Posted: 11:35 pm Mar 26 2012
by kingmoochr
yes, get that fuel out now
Posted: 07:07 am Mar 27 2012
by Julien D
You'll want to grab a manual and at least pull the top end down. It's no big deal to dismantle, clean, inspect, and re-assemble. You'll learn a bit about the bike, and figure out if you need to change out the piston. If there is the OEM piston, there is no gaurantee how long it will run. 5 minutes, or 5 more years.
Posted: 06:00 pm Mar 27 2012
by draelas
hm, ok. well ill take it out for a spin this weekend.. id like to start it up and warm it up at home, but im not in an area where running a loud 2 stroke for a while will make the neighbours happy. id like to figure out that idling thing. hopefully its just a matter of adjusting the idle screw. actually hopefully its just the bad gas.
Posted: 08:40 pm Mar 27 2012
by Velocity_Stack
Good plan imo, drain the old out and put some fresh mixed fuel in it, take her out with you're trusty screwdriver.
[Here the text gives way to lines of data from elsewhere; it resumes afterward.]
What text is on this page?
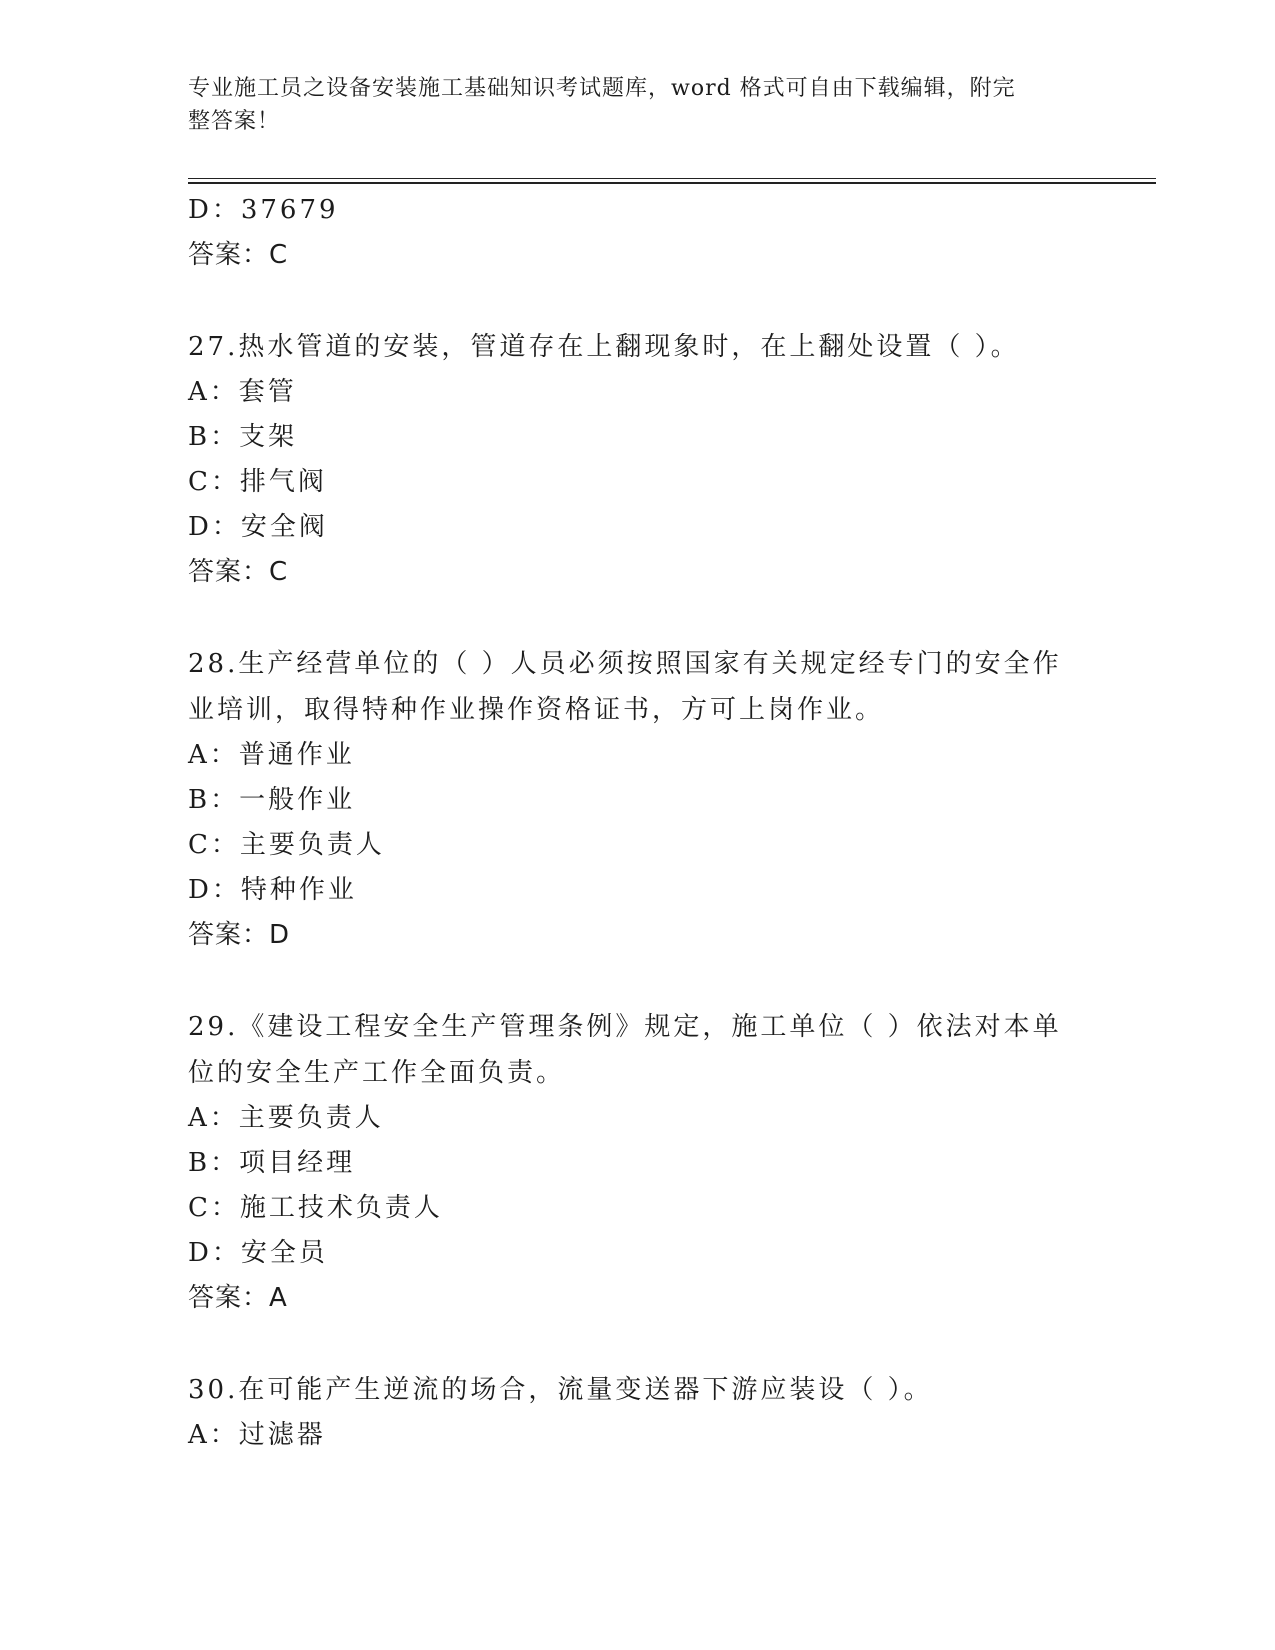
专业施工员之设备安装施工基础知识考试题库，word 格式可自由下载编辑，附完
整答案！
D：37679
答案：C
27.热水管道的安装，管道存在上翻现象时，在上翻处设置（ ）。
A：套管
B：支架
C：排气阀
D：安全阀
答案：C
28.生产经营单位的（ ）人员必须按照国家有关规定经专门的安全作
业培训，取得特种作业操作资格证书，方可上岗作业。
A：普通作业
B：一般作业
C：主要负责人
D：特种作业
答案：D
29.《建设工程安全生产管理条例》规定，施工单位（ ）依法对本单
位的安全生产工作全面负责。
A：主要负责人
B：项目经理
C：施工技术负责人
D：安全员
答案：A
30.在可能产生逆流的场合，流量变送器下游应装设（ ）。
A：过滤器
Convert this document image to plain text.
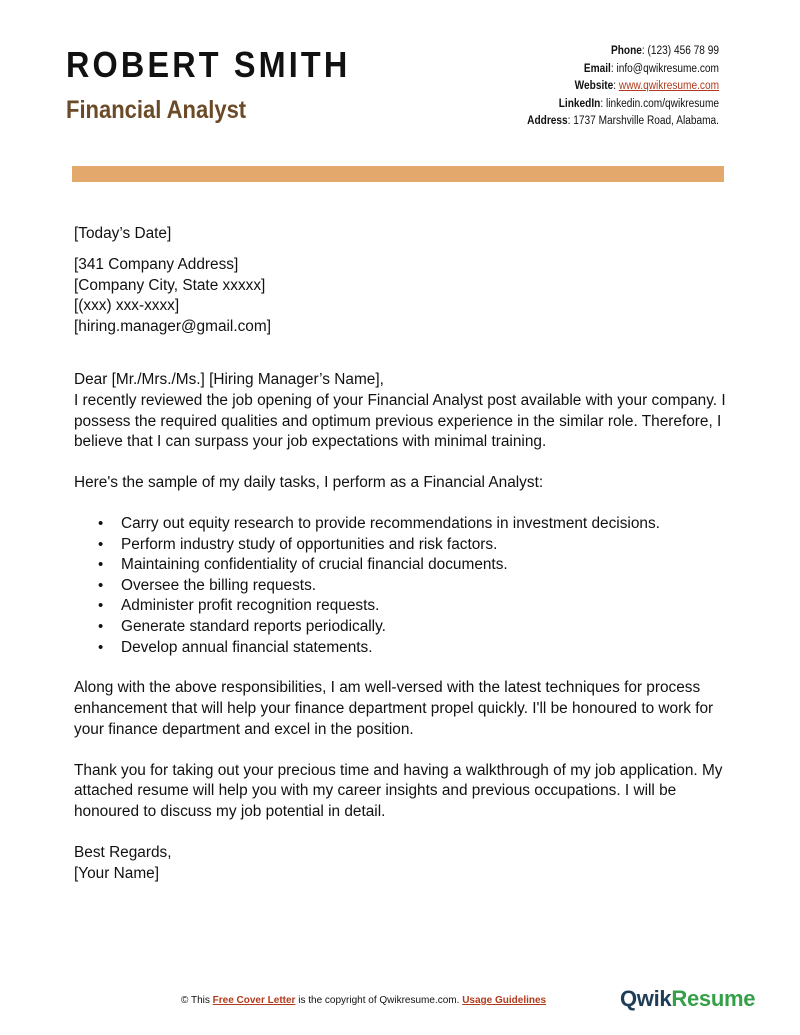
ROBERT SMITH
Financial Analyst
Phone: (123) 456 78 99
Email: info@qwikresume.com
Website: www.qwikresume.com
LinkedIn: linkedin.com/qwikresume
Address: 1737 Marshville Road, Alabama.

[Today’s Date]

[341 Company Address]

[Company City, State xxxxx]

[(xxx) xxx-xxxx]

[hiring.manager@gmail.com]

Dear [Mr./Mrs./Ms.] [Hiring Manager’s Name],

I recently reviewed the job opening of your Financial Analyst post available with your company. I possess the required qualities and optimum previous experience in the similar role. Therefore, I believe that I can surpass your job expectations with minimal training.

Here's the sample of my daily tasks, I perform as a Financial Analyst:

• Carry out equity research to provide recommendations in investment decisions.
• Perform industry study of opportunities and risk factors.
• Maintaining confidentiality of crucial financial documents.
• Oversee the billing requests.
• Administer profit recognition requests.
• Generate standard reports periodically.
• Develop annual financial statements.

Along with the above responsibilities, I am well-versed with the latest techniques for process enhancement that will help your finance department propel quickly. I'll be honoured to work for your finance department and excel in the position.

Thank you for taking out your precious time and having a walkthrough of my job application. My attached resume will help you with my career insights and previous occupations. I will be honoured to discuss my job potential in detail.

Best Regards,

[Your Name]

© This Free Cover Letter is the copyright of Qwikresume.com. Usage Guidelines	QwikResume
I'd get familiar with your carb, each screw location and it does.
You say "crankcase fluid is topped off" that's fine as long as it's not topped off to the top of the fill plug, there's a site glass on the side of the engine to determine proper fluid level. Just had to through that out there.
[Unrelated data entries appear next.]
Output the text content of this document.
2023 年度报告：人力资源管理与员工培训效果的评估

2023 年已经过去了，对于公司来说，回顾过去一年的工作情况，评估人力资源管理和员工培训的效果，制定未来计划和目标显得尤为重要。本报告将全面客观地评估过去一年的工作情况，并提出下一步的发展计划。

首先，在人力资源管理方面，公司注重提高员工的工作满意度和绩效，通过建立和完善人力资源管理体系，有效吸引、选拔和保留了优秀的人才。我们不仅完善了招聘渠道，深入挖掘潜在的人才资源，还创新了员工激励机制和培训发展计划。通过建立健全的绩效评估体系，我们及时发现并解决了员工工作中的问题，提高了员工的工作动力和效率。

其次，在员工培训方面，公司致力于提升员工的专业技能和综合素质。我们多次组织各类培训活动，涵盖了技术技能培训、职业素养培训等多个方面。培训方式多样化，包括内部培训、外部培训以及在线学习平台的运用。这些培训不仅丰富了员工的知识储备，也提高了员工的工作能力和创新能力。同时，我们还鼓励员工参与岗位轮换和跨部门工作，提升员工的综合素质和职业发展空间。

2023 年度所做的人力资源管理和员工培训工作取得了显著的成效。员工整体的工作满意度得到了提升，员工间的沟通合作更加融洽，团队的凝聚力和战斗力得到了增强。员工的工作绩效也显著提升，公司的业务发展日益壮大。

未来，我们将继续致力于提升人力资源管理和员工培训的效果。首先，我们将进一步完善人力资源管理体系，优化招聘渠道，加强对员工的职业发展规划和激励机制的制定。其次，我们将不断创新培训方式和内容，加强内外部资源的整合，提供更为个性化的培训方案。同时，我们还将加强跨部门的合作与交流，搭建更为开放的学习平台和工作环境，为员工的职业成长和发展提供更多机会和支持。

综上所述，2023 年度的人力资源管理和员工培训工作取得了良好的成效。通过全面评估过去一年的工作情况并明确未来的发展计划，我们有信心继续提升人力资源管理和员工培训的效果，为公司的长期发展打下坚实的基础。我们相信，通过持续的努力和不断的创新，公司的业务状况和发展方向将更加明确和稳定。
Have fun this coming weekend and I hope it's just a carb adjustment to bring her around.
Posted: 09:35 pm Mar 27 2012
by Deseret Rider
Do you have a friend with 2 stroke experience to help you when you tear down to look at the piston? Do you have a torque wrench to use when re-assembling the cylinder and head? When you get to the Kips drive be sure to support the shaft when taking off the nut on top the 'claw' gear---and note that it is a left hand thread which turns clockwise to loosen it.
If you find a Wiseco piston in there you are probably good to go---but should probably have a new base gasket on hand to use during reassembly If you run into trouble you can get plenty of advise on this site
Posted: 10:22 pm Apr 02 2012
by draelas
went out with it on saturday. ran great... couldnt figure out the idle problem, has new gas in it.. the idle adjustment screw is pretty worn out from a previous owner, so i can get it to turn very well.. so im gonna get a new one and try again then.. in the mean time i just adjusted the cable at the throttle to rev it up a bit at idle.. surprisingly by doing this my revs dont go up or down while steering. so should be a good band aid fix for now.
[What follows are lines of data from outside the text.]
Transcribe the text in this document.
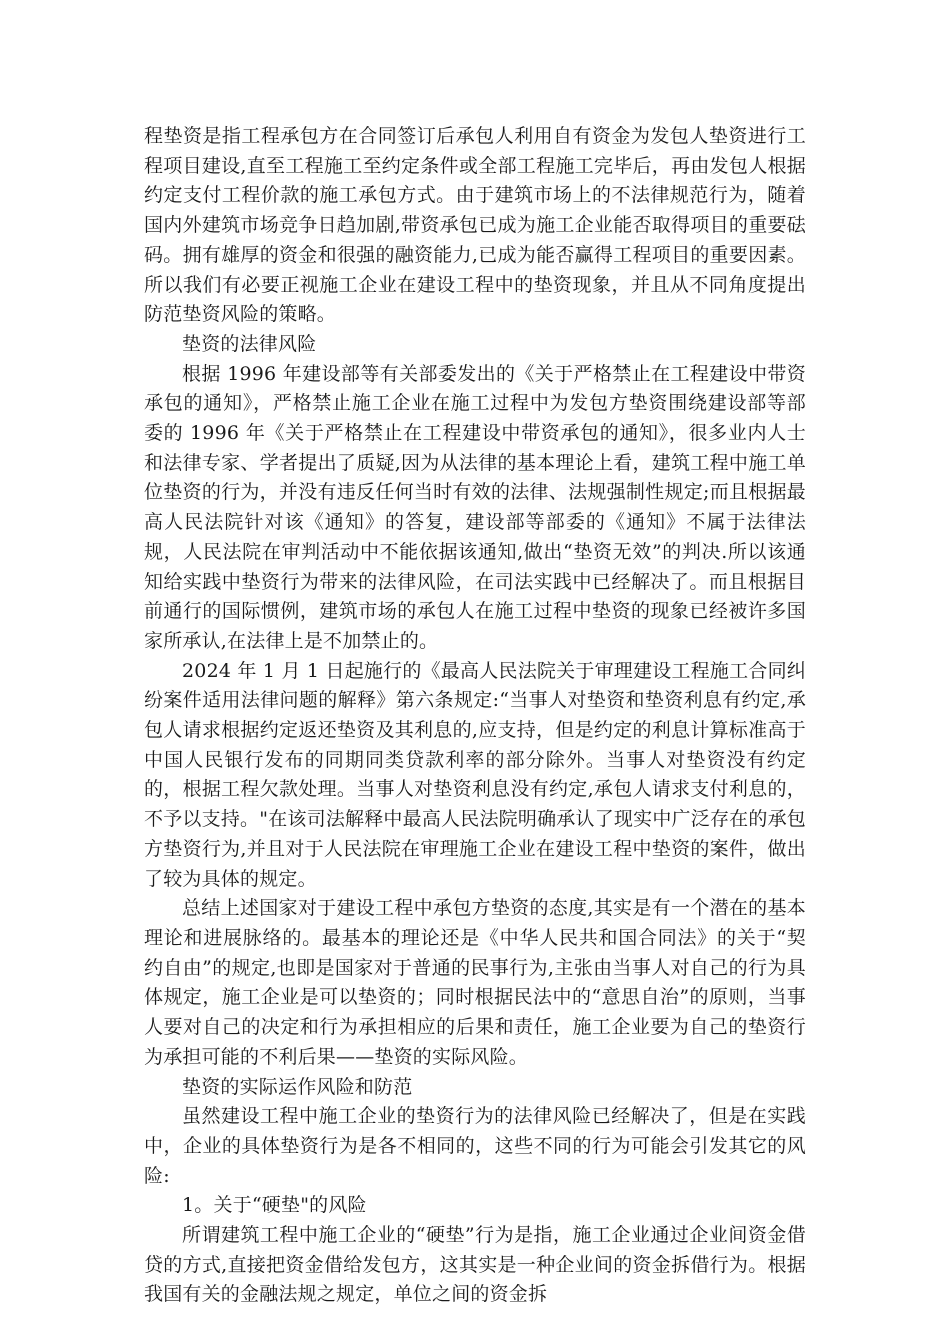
程垫资是指工程承包方在合同签订后承包人利用自有资金为发包人垫资进行工程项目建设,直至工程施工至约定条件或全部工程施工完毕后，再由发包人根据约定支付工程价款的施工承包方式。由于建筑市场上的不法律规范行为，随着国内外建筑市场竞争日趋加剧,带资承包已成为施工企业能否取得项目的重要砝码。拥有雄厚的资金和很强的融资能力,已成为能否赢得工程项目的重要因素。所以我们有必要正视施工企业在建设工程中的垫资现象，并且从不同角度提出防范垫资风险的策略。

垫资的法律风险

根据 1996 年建设部等有关部委发出的《关于严格禁止在工程建设中带资承包的通知》，严格禁止施工企业在施工过程中为发包方垫资围绕建设部等部委的 1996 年《关于严格禁止在工程建设中带资承包的通知》，很多业内人士和法律专家、学者提出了质疑,因为从法律的基本理论上看，建筑工程中施工单位垫资的行为，并没有违反任何当时有效的法律、法规强制性规定;而且根据最高人民法院针对该《通知》的答复，建设部等部委的《通知》不属于法律法规，人民法院在审判活动中不能依据该通知,做出“垫资无效”的判决.所以该通知给实践中垫资行为带来的法律风险，在司法实践中已经解决了。而且根据目前通行的国际惯例，建筑市场的承包人在施工过程中垫资的现象已经被许多国家所承认,在法律上是不加禁止的。

2024 年 1 月 1 日起施行的《最高人民法院关于审理建设工程施工合同纠纷案件适用法律问题的解释》第六条规定:“当事人对垫资和垫资利息有约定,承包人请求根据约定返还垫资及其利息的,应支持，但是约定的利息计算标准高于中国人民银行发布的同期同类贷款利率的部分除外。当事人对垫资没有约定的，根据工程欠款处理。当事人对垫资利息没有约定,承包人请求支付利息的，不予以支持。"在该司法解释中最高人民法院明确承认了现实中广泛存在的承包方垫资行为,并且对于人民法院在审理施工企业在建设工程中垫资的案件，做出了较为具体的规定。

总结上述国家对于建设工程中承包方垫资的态度,其实是有一个潜在的基本理论和进展脉络的。最基本的理论还是《中华人民共和国合同法》的关于“契约自由”的规定,也即是国家对于普通的民事行为,主张由当事人对自己的行为具体规定，施工企业是可以垫资的；同时根据民法中的“意思自治”的原则，当事人要对自己的决定和行为承担相应的后果和责任，施工企业要为自己的垫资行为承担可能的不利后果——垫资的实际风险。

垫资的实际运作风险和防范

虽然建设工程中施工企业的垫资行为的法律风险已经解决了，但是在实践中，企业的具体垫资行为是各不相同的，这些不同的行为可能会引发其它的风险:

1。关于“硬垫"的风险

所谓建筑工程中施工企业的“硬垫”行为是指，施工企业通过企业间资金借贷的方式,直接把资金借给发包方，这其实是一种企业间的资金拆借行为。根据我国有关的金融法规之规定，单位之间的资金拆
Posted: 05:28 am Apr 03 2012
by diymirage
If you are getting a new idle screw you should order it from Ron Black, he has the one with the little tad on it so you can adjust it by hand, rather then need a screwdriver
also (and dont ask how i know this) make sure your sparkplug is nice and tight, if that is loose it will not idel good either
Posted: 08:42 pm Apr 03 2012
by rbates9


diymirage wrote:If you are getting a new idle screw you should order it from Ron Black, he has the one with the little tad on it so you can adjust it by hand, rather then need a screwdriver
also (and dont ask how i know this) make sure your sparkplug is nice and tight, if that is loose it will not idel good either
From reading his post it sounds like he is looking for the idle screw, not the air mixture screw. And yes the RB mixture screw is the way to go, but last I knew it was only avalible with a carb mod.
Posted: 10:17 pm Apr 03 2012
by scheckaet
you could buy it seperatly from the carb or head mods...
Posted: 10:43 pm Apr 03 2012
by rbates9
His site says " Price for the PWK 33 mm ~ 35 mm = $25.00
Price for the PWK 36 mm ~ 39 mm = $30.00
(Sold with RB carb mod only)"
Posted: 10:51 pm Apr 03 2012
by scheckaet
he must have changed it since i had mine done.